A commercial property analysis shows the following data for the past year: 24 properties sold, average days on market was 120 days, and there are currently 30 properties listed for sale. What is the estimated marketing time for a typical property?
Correct Answer
C) 150 days
With 24 sales per year, the absorption rate is 2 per month. With 30 current listings, months of supply = 30 ÷ 2 = 15 months = 450 days. However, the historical average of 120 days should be adjusted upward due to increased inventory, suggesting approximately 150 days.
Why This Is the Correct Answer
Option C is correct because it properly accounts for both historical data and current market conditions. The calculation shows 24 sales per year equals 2 sales per month (absorption rate), and with 30 current listings, there's a 15-month supply (450 days theoretically). However, the historical average of 120 days serves as a baseline that must be adjusted upward due to the heavy inventory, resulting in approximately 150 days. This represents a reasonable adjustment that reflects the impact of increased supply on marketing time.
Why the Other Options Are Wrong
Option A: 90 days
90 days is incorrect because it's lower than the historical average of 120 days, which doesn't make sense given the current heavy inventory of 30 listings. With increased supply in the market, marketing times should be longer, not shorter than historical averages.
Option B: 120 days
120 days represents only the historical average and fails to account for current market conditions. With 30 properties currently listed and only 2 sales per month historically, the increased inventory suggests marketing times will be longer than the past average.
Option D: 180 days
180 days overadjusts the historical data. While the heavy inventory does suggest longer marketing times, 180 days represents a 50% increase over the historical average, which is excessive given that the market is still functioning with regular sales activity.
HAM Method
HAM = Historical + Adjustment + Market conditions. Start with Historical average, make an Adjustment based on current inventory levels, and consider overall Market conditions to reach a reasonable estimate.
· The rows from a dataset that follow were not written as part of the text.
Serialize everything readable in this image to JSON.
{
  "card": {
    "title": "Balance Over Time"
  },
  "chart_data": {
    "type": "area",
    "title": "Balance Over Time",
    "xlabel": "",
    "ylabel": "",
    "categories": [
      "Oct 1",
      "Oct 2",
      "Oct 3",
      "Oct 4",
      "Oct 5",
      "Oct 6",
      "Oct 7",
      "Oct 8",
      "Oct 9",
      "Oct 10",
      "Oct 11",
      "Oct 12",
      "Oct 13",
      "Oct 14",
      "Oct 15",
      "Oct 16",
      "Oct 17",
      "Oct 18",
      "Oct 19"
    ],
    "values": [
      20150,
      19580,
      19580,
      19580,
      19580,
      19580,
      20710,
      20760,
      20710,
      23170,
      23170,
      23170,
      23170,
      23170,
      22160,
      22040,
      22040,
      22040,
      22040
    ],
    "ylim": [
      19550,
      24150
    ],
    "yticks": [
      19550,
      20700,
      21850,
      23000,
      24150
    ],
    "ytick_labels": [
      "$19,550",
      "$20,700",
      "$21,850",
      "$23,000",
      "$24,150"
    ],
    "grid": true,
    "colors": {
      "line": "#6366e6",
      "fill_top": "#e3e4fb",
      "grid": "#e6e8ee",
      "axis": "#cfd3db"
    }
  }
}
How to use: When you see marketing time questions, remember HAM: look for the historical average days on market, calculate if current inventory suggests an adjustment is needed, and apply market judgment to determine the final estimate.
Exam Tip
Always look for both historical sales data and current inventory levels in marketing time questions. The answer typically requires adjusting historical averages based on current market supply conditions.
Common Mistakes to Avoid
- -Using only historical average without considering current inventory
- -Calculating theoretical months of supply without adjusting for market realities
- -Over-adjusting historical data without considering continued market activity
Concept Deep Dive
Analysis
This question tests understanding of market analysis and marketing time estimation for commercial properties. Marketing time estimation requires analyzing both historical sales data (absorption rate) and current market conditions (inventory levels). The appraiser must calculate the absorption rate from past sales, determine months of supply from current inventory, and adjust the historical average days on market based on current market conditions. This involves understanding that increased inventory typically leads to longer marketing times than historical averages would suggest.
Background Knowledge
Marketing time estimation requires understanding absorption rates (sales per time period), months of supply calculations (current inventory ÷ absorption rate), and how current market conditions affect historical averages. Appraisers must balance mathematical calculations with market judgment to provide realistic marketing time estimates.
Real-World Application
In practice, appraisers use marketing time analysis to support their exposure time estimates in appraisal reports. This analysis helps clients understand realistic timeframes for selling properties and supports the appraiser's market value conclusion by demonstrating market conditions.